In the summer of 2019, Molina Richards got a call that made her stomach sink. One of her best friend's teenage daughters had gone missing on the Rosebud Reservation.
It took police several days to organize a formal search party because they kept getting tips that she had been seen in various parts of the vast, 1,900-square-mile reservation in one of the most isolated parts of the lower 48 states.
"All the leads, they didn't find her," Richards said, choking back tears as she recalled the trauma of that July day.
Richards ended up part of a six-person search team on ATVs. They finally found Waniyetu Rose Loves War whose English name was Autumn. She was dead at 19.
But Richards had already feared the worst.
"It's always in the back of your mind, growing up here," she said.
Nobody knows how many indigenous people go missing or are murdered every year. There's just not a lot of comprehensive data. But on long neglected reservations such as Rosebud, tribal members are convinced the crisis is worsening everyday.
Tribal governments are renewing pressure on federal and state authorities to devote more resources to the crisis, and there are signs that's starting to happen.
"With Waniyetu's situation, I promised my friend I would never let anybody forget her name," Richards said.
"Like a pandemic"
To that end, Richards wrote and recently won a grant from CARES Act funds available to tribes to open a shelter for women and homeless teens on the reservation. The first of its kind safehouse will be staffed around the clock.
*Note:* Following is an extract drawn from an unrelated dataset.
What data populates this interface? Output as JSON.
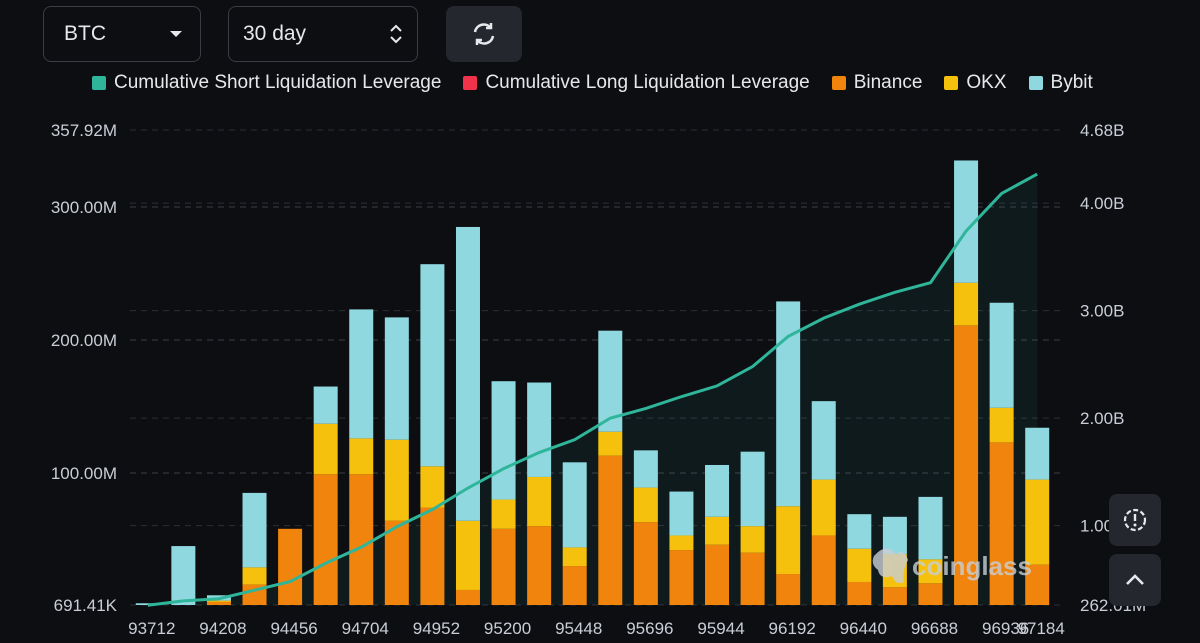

It will also be a badly needed refuge for people who are otherwise walking out in the cold all night, organizers said, moving from boarded up gang-run houses, to drug parties, their feet swollen, or far worse.
"At house parties, I saw the disturbing side of the reservation, how bad things can get, how addiction takes over people's lives, people sell their own kids, sell themselves," said Colin Whirlwind Soldier, project manager for the new shelter.
Tribal members say prostitution, drug trafficking and domestic violence are rampant on the Rosebud, where unemployment is high and communities have some of the lowest life expectancy rates in the nation.
"I label it like a pandemic," Richards said. "It's everywhere, the murders have touched everybody here. It happens too much."
Connecting the dots
That same alarm was sounded in the South Dakota legislature this week by State Rep. Peri Pourier, a Democrat who represents the Pine Ridge Reservation to the west of Rosebud. She convinced her Republican colleagues to overwhelmingly pass a bill that, if signed by Gov. Kristi Noem, would create a full-time missing indigenous persons specialist in the state Attorney General's office.
Pourier said too many crimes are going unsolved and perpetrators are taking advantage of the gaps between multiple jurisdictions.
"Sometimes the dots aren't connected that this is a human trafficking issue," Pourier said. "But the most vulnerable of our populations is indigenous women and children."
Of the 109 people currently listed as missing in South Dakota, 77 are believed to be indigenous. Last month alone, 19 native people went missing, according to state figures.
"We're hearing these stories, but who's investigating it? Sometimes natives don't feel comfortable reporting that type of thing to law enforcement," Pourier said.
Pourier and the bill's backers hope there will soon be better data available to start connecting more of those dots. The new missing persons liaison would be tasked with coordinating with the FBI and various tribal law enforcement agencies to investigate the unsolved crimes. South Dakota tribes are also committing to help the state lobby the federal government for more resources.
State of emergency
For many, the urgency is long overdue.
On the Rosebud Reservation in the town of St. Francis, Sharon Swift, a tribal council representative, points to a row of boarded up houses where she said several women had gone missing in the past year. There have been two murders, she said, and a recent survey found more than 100 homeless teenagers in the area.
"I would consider it a state of emergency in Indian Country, not only here on the Rosebud but everywhere," Swift said.
But Swift was encouraged at how quickly plans for the new safehouse and shelter were coming together. There was even a procession as a mobile home was trucked in from the nearby town of Rosebud.
On a recent snowy morning, the temperature below zero, a utility worker was setting up the internet. Staff was getting ready to retrofit the mobile home and there were plans to build paths, a garden and a sweat lodge out back once the snow melted.
Organizers hope its planned opening later this month will be symbolic. In Lakota culture, they said, spring marks the start of the new year, a new beginning.